A new drink-drive law in Scotland has made it illegal for drivers to have over 50 mg of alcohol in every 100 ml of blood. This means that having a drink in England could put a driver in problems once they cross the border to get into Scotland. According to the Guardian, Holyrood’s justice secretary, Michael Matheson, said Scotland was leading the way in the UK as the reduced limit came into force.
In England and the rest of the United Kingdom, the limit remains at 80 mg of alcohol per 100 ml of blood. Because of the new measures in Scotland, campaigners are calling on Westminster to take a tougher approach against drink-driving.

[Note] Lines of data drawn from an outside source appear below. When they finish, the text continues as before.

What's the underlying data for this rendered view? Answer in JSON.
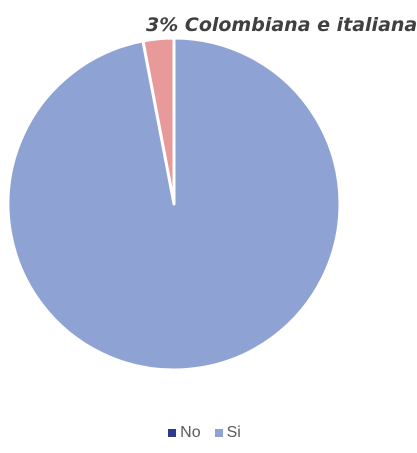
{
  "chart_data": {
    "type": "pie",
    "title": "",
    "annotation": "3% Colombiana e italiana",
    "categories": [
      "No",
      "Si"
    ],
    "values": [
      3,
      97
    ],
    "slices": [
      {
        "label": "No",
        "value": 3,
        "color": "#e89a9a"
      },
      {
        "label": "Si",
        "value": 97,
        "color": "#8ea2d4"
      }
    ],
    "legend": {
      "placement": "bottom",
      "entries": [
        {
          "label": "No",
          "color": "#2e3a8c"
        },
        {
          "label": "Si",
          "color": "#8ea2d4"
        }
      ]
    }
  }
}
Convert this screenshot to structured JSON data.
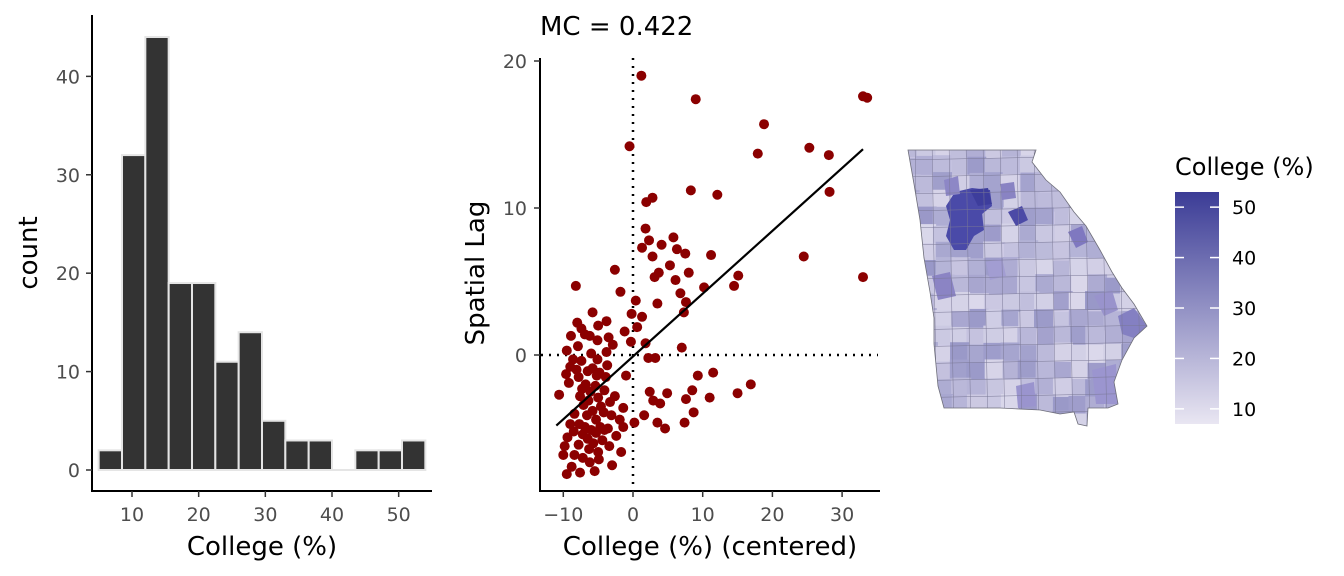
{
  "chart_data": [
    {
      "type": "bar",
      "subtype": "histogram",
      "title": "",
      "xlabel": "College (%)",
      "ylabel": "count",
      "xlim": [
        4,
        55
      ],
      "ylim": [
        0,
        46
      ],
      "x_ticks": [
        10,
        20,
        30,
        40,
        50
      ],
      "y_ticks": [
        0,
        10,
        20,
        30,
        40
      ],
      "bin_width": 3.5,
      "bins": [
        {
          "x0": 5.0,
          "x1": 8.5,
          "count": 2
        },
        {
          "x0": 8.5,
          "x1": 12.0,
          "count": 32
        },
        {
          "x0": 12.0,
          "x1": 15.5,
          "count": 44
        },
        {
          "x0": 15.5,
          "x1": 19.0,
          "count": 19
        },
        {
          "x0": 19.0,
          "x1": 22.5,
          "count": 19
        },
        {
          "x0": 22.5,
          "x1": 26.0,
          "count": 11
        },
        {
          "x0": 26.0,
          "x1": 29.5,
          "count": 14
        },
        {
          "x0": 29.5,
          "x1": 33.0,
          "count": 5
        },
        {
          "x0": 33.0,
          "x1": 36.5,
          "count": 3
        },
        {
          "x0": 36.5,
          "x1": 40.0,
          "count": 3
        },
        {
          "x0": 40.0,
          "x1": 43.5,
          "count": 0
        },
        {
          "x0": 43.5,
          "x1": 47.0,
          "count": 2
        },
        {
          "x0": 47.0,
          "x1": 50.5,
          "count": 2
        },
        {
          "x0": 50.5,
          "x1": 54.0,
          "count": 3
        }
      ],
      "bar_color": "#333333",
      "bar_edge_color": "#e5e5e5",
      "grid": false
    },
    {
      "type": "scatter",
      "title": "MC = 0.422",
      "xlabel": "College (%) (centered)",
      "ylabel": "Spatial Lag",
      "xlim": [
        -13.5,
        35.5
      ],
      "ylim": [
        -9.2,
        21
      ],
      "x_ticks": [
        -10,
        0,
        10,
        20,
        30
      ],
      "y_ticks": [
        0,
        10,
        20
      ],
      "point_color": "#8b0000",
      "reference_lines": {
        "x": 0,
        "y": 0,
        "style": "dotted"
      },
      "fit_line": {
        "x": [
          -11,
          33
        ],
        "y": [
          -4.8,
          14.0
        ]
      },
      "points": [
        [
          1.2,
          19.0
        ],
        [
          9.0,
          17.4
        ],
        [
          33.0,
          17.6
        ],
        [
          33.6,
          17.5
        ],
        [
          -0.5,
          14.2
        ],
        [
          18.8,
          15.7
        ],
        [
          25.3,
          14.1
        ],
        [
          28.1,
          13.6
        ],
        [
          17.9,
          13.7
        ],
        [
          8.3,
          11.2
        ],
        [
          12.1,
          10.9
        ],
        [
          28.2,
          11.1
        ],
        [
          2.8,
          10.7
        ],
        [
          1.9,
          10.4
        ],
        [
          1.8,
          8.6
        ],
        [
          2.3,
          7.8
        ],
        [
          5.8,
          8.0
        ],
        [
          4.1,
          7.5
        ],
        [
          7.5,
          6.9
        ],
        [
          1.3,
          7.3
        ],
        [
          6.3,
          7.2
        ],
        [
          11.2,
          6.8
        ],
        [
          2.8,
          6.7
        ],
        [
          5.3,
          6.1
        ],
        [
          24.5,
          6.7
        ],
        [
          8.0,
          5.6
        ],
        [
          15.1,
          5.4
        ],
        [
          3.7,
          5.6
        ],
        [
          3.1,
          5.3
        ],
        [
          6.1,
          5.1
        ],
        [
          -2.6,
          5.8
        ],
        [
          -8.2,
          4.7
        ],
        [
          14.5,
          4.7
        ],
        [
          10.2,
          4.6
        ],
        [
          -1.8,
          4.3
        ],
        [
          6.8,
          4.2
        ],
        [
          33.0,
          5.3
        ],
        [
          7.6,
          3.6
        ],
        [
          0.4,
          3.7
        ],
        [
          3.5,
          3.5
        ],
        [
          -5.8,
          2.9
        ],
        [
          7.3,
          2.9
        ],
        [
          -0.2,
          2.8
        ],
        [
          1.3,
          2.6
        ],
        [
          -3.8,
          2.3
        ],
        [
          -8.0,
          2.2
        ],
        [
          -5.0,
          2.0
        ],
        [
          0.6,
          1.9
        ],
        [
          -7.4,
          1.8
        ],
        [
          -1.2,
          1.6
        ],
        [
          -6.9,
          1.4
        ],
        [
          -8.9,
          1.3
        ],
        [
          -6.2,
          1.3
        ],
        [
          -3.5,
          1.2
        ],
        [
          -5.1,
          1.0
        ],
        [
          -0.3,
          0.9
        ],
        [
          1.8,
          0.8
        ],
        [
          -2.9,
          0.7
        ],
        [
          -7.9,
          0.6
        ],
        [
          -9.5,
          0.3
        ],
        [
          -3.8,
          0.2
        ],
        [
          7.0,
          0.5
        ],
        [
          -6.0,
          0.1
        ],
        [
          -8.6,
          -0.3
        ],
        [
          -5.1,
          -0.3
        ],
        [
          -7.4,
          -0.4
        ],
        [
          2.2,
          -0.2
        ],
        [
          3.2,
          -0.2
        ],
        [
          -9.0,
          -0.8
        ],
        [
          -3.7,
          -0.7
        ],
        [
          -5.8,
          -0.9
        ],
        [
          -8.1,
          -1.0
        ],
        [
          -6.5,
          -1.1
        ],
        [
          -4.8,
          -1.2
        ],
        [
          -9.6,
          -1.3
        ],
        [
          -5.2,
          -1.4
        ],
        [
          -3.9,
          -1.5
        ],
        [
          -1.0,
          -1.4
        ],
        [
          -7.8,
          -1.5
        ],
        [
          11.5,
          -1.2
        ],
        [
          9.3,
          -1.4
        ],
        [
          -9.2,
          -1.9
        ],
        [
          -6.8,
          -2.0
        ],
        [
          -5.4,
          -2.1
        ],
        [
          -7.3,
          -2.3
        ],
        [
          4.9,
          -2.6
        ],
        [
          16.9,
          -2.0
        ],
        [
          -4.1,
          -2.4
        ],
        [
          -10.6,
          -2.7
        ],
        [
          -6.1,
          -2.5
        ],
        [
          2.4,
          -2.5
        ],
        [
          8.5,
          -2.4
        ],
        [
          -7.6,
          -2.8
        ],
        [
          -5.0,
          -2.9
        ],
        [
          -2.6,
          -2.8
        ],
        [
          15.0,
          -2.6
        ],
        [
          -6.4,
          -3.1
        ],
        [
          7.6,
          -3.0
        ],
        [
          2.9,
          -3.1
        ],
        [
          -3.3,
          -3.2
        ],
        [
          3.9,
          -3.3
        ],
        [
          11.0,
          -2.9
        ],
        [
          -7.1,
          -3.4
        ],
        [
          -4.6,
          -3.5
        ],
        [
          -1.4,
          -3.6
        ],
        [
          -5.8,
          -3.8
        ],
        [
          -4.2,
          -3.9
        ],
        [
          8.7,
          -3.9
        ],
        [
          -8.4,
          -4.0
        ],
        [
          -6.6,
          -4.1
        ],
        [
          -3.1,
          -4.1
        ],
        [
          1.6,
          -4.1
        ],
        [
          -1.9,
          -4.4
        ],
        [
          0.2,
          -4.6
        ],
        [
          -5.3,
          -4.4
        ],
        [
          3.5,
          -4.6
        ],
        [
          7.4,
          -4.6
        ],
        [
          -7.7,
          -4.7
        ],
        [
          -9.0,
          -4.7
        ],
        [
          -4.7,
          -4.9
        ],
        [
          -6.9,
          -4.9
        ],
        [
          -3.6,
          -5.0
        ],
        [
          -1.4,
          -4.9
        ],
        [
          -6.0,
          -5.1
        ],
        [
          4.6,
          -5.0
        ],
        [
          -4.1,
          -5.1
        ],
        [
          -8.5,
          -5.2
        ],
        [
          -5.3,
          -5.3
        ],
        [
          -7.2,
          -5.4
        ],
        [
          -2.4,
          -5.5
        ],
        [
          -9.4,
          -5.6
        ],
        [
          -6.5,
          -5.7
        ],
        [
          -4.4,
          -5.8
        ],
        [
          -5.7,
          -6.0
        ],
        [
          -7.8,
          -6.1
        ],
        [
          -3.4,
          -6.2
        ],
        [
          -9.8,
          -6.2
        ],
        [
          -6.3,
          -6.4
        ],
        [
          -5.0,
          -6.6
        ],
        [
          -1.7,
          -6.6
        ],
        [
          -8.4,
          -6.8
        ],
        [
          -10.0,
          -6.8
        ],
        [
          -7.2,
          -7.0
        ],
        [
          -4.9,
          -7.1
        ],
        [
          -6.2,
          -7.3
        ],
        [
          -3.0,
          -7.5
        ],
        [
          -8.8,
          -7.6
        ],
        [
          -5.5,
          -7.9
        ],
        [
          -7.6,
          -8.0
        ],
        [
          -9.5,
          -8.1
        ]
      ]
    },
    {
      "type": "choropleth",
      "title": "",
      "legend_title": "College (%)",
      "legend_ticks": [
        10,
        20,
        30,
        40,
        50
      ],
      "legend_range": [
        7,
        53
      ],
      "color_low": "#e9e6f2",
      "color_high": "#3b3c96"
    }
  ]
}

According to Sky News Online, there are proposals in Northern Ireland to follow suit. But the question of cross-border confusion still remains an issue. However, Scotland’s Justice Secretary Michael Matheson said drivers are responsible for ensuring that they do not break the law.
“People have a responsibility as drivers to make themselves aware of the regulations and rules of the country in which they’re driving. “We have different laws in Scotland over a range of different matters so it’s important that anyone visiting Scotland is made aware of that.”
The lower limit for alcohol intake puts Scotland right in line with a lot of countries in the European Union. But while some drivers might find the new Scottish law against drink-driving difficult to obey, at least one road safety group in the UK is maintaing that the limit of 80 mg or even 50 mg of alcohol in every 100 ml of blood, should be reduced to 20 mg.
Brake’s deputy chief executive, Julie Townsend, said they support further reduction because of the suffering that drink-driving has caused.
“As a charity that supports bereaved and injured road crash victims, we witness the suffering that drink and drug-driving inflict, and appeal to everyone to help put a stop to it. Drink and drug-driving deaths and injuries are cruel and needless, ending and ruining lives and leaving traumatised families to pick up the pieces. If you’re driving home from celebrations this festive season, it’s vital you take your responsibility for people’s safety seriously, and stay completely off booze and drugs. It’s a fact that even small amounts of alcohol or drugs increase your risk of crashing. We welcome the new lower limit in Scotland as a positive stepping stone towards zero-tolerance.”
Drink-drive issues are prevalent in many countries including the U.S. An Inquisitr report in July said that a Texas Appeals Court jusge who was caught speeding was arrested for drunk-driving.
But as Scotland’s new drink-drive law goes into force, it is apparently in-line with what citizens want, as a new study has shown that 79 per cent of Scottish motorists support the reduction.